Islamofobia seperti ujaran kebencian diskriminasi dan kekerasan terhadap muslim berkembang di beberapa negara karena ketakutan yang berlebihan, padahal faktanya Islam adalah agama baik, cinta damai dan penebar rahmat bagi alam semesta. Duta besar Pakistan juga menyampaikan tujuan memperingati islamofobia adalah untuk meningkatkan kesadaran internasional tentang meningkatnya fenomena-fenomena islamofobia dan kebencian anti-muslim. Resolusi ini adalah untuk menyatukan umat dunia bukan memecah-belah.
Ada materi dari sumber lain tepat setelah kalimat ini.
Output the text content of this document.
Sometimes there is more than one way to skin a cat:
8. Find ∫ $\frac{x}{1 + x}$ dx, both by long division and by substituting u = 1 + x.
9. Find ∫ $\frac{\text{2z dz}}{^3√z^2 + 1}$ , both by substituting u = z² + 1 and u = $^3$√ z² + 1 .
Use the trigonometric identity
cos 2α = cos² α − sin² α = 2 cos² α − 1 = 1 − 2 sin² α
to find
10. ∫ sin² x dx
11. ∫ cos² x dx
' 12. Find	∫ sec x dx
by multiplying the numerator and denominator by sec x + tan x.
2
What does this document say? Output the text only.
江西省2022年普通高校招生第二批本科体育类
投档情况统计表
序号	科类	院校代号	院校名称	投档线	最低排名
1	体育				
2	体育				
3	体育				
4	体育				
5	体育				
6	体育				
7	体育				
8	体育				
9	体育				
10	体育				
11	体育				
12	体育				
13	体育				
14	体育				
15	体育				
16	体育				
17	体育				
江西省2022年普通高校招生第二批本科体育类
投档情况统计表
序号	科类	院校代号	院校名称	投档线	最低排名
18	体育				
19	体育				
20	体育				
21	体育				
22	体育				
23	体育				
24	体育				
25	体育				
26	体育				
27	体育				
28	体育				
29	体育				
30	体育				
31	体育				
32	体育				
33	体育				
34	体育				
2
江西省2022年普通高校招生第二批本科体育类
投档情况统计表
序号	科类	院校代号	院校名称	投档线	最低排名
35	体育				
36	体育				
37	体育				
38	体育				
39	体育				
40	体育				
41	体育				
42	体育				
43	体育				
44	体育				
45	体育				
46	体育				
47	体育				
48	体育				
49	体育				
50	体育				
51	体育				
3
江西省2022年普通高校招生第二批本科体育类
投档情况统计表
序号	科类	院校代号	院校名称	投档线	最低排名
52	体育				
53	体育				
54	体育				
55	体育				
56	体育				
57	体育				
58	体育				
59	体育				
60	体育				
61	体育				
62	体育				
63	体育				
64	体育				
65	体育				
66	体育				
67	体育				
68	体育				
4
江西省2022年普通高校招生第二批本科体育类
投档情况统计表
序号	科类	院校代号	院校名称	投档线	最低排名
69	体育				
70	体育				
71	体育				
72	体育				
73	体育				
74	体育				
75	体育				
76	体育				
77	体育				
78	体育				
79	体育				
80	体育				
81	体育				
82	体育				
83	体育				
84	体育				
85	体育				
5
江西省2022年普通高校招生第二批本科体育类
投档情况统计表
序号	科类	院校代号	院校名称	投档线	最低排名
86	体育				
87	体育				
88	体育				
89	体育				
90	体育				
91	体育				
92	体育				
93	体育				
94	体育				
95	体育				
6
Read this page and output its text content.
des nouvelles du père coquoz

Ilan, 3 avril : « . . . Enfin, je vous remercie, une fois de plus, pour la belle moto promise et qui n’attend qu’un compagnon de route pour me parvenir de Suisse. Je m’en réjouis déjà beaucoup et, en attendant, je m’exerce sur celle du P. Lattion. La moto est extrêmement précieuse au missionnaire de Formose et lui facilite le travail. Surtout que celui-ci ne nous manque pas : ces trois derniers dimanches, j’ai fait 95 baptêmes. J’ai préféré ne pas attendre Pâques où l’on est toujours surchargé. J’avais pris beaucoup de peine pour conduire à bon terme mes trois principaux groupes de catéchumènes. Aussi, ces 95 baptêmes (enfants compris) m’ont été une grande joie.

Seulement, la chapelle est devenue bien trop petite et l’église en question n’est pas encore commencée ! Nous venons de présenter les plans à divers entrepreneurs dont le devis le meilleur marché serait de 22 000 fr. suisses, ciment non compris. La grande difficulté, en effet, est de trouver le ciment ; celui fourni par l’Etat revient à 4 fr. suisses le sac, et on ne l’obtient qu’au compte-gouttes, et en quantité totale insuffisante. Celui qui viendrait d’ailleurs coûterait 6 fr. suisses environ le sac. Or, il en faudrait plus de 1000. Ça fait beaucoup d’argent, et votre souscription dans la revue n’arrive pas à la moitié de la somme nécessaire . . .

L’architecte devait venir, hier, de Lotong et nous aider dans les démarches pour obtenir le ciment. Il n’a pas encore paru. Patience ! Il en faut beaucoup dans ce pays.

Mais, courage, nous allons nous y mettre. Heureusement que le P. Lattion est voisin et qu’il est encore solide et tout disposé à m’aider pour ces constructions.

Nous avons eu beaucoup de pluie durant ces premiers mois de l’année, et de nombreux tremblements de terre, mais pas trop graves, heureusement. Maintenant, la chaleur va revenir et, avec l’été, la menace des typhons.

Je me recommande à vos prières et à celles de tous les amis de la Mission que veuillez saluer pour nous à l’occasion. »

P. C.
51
Deputi wakil Indonesia untuk PBB menyampaikan Indonesia mendukung resolusi penetapan Hari Anti islamofobia tersebut.

Resolusi tersebut disponsori oleh 57 anggota OKI dan delapan negara lainnya termasuk Cina dan Rusia. Dalam forum tersebut, Pakistan yang mengusulkan resolusi hari anti-islam fobia. Duta besar perwakilan Pakistan untuk PBB di depan majelis sidang mengatakan islamofobia adalah hal nyata. Namun demikian, justru di Indonesia, islamophobia ini justru semakin menggila. Ironisnya terjadi justru di negeri mayoritas muslim. Disaat maraknya islamophobia di negeri ini, Rocky Gerung justru mengutarakan pikirannya soal optimisme dan harapan bagi Islam.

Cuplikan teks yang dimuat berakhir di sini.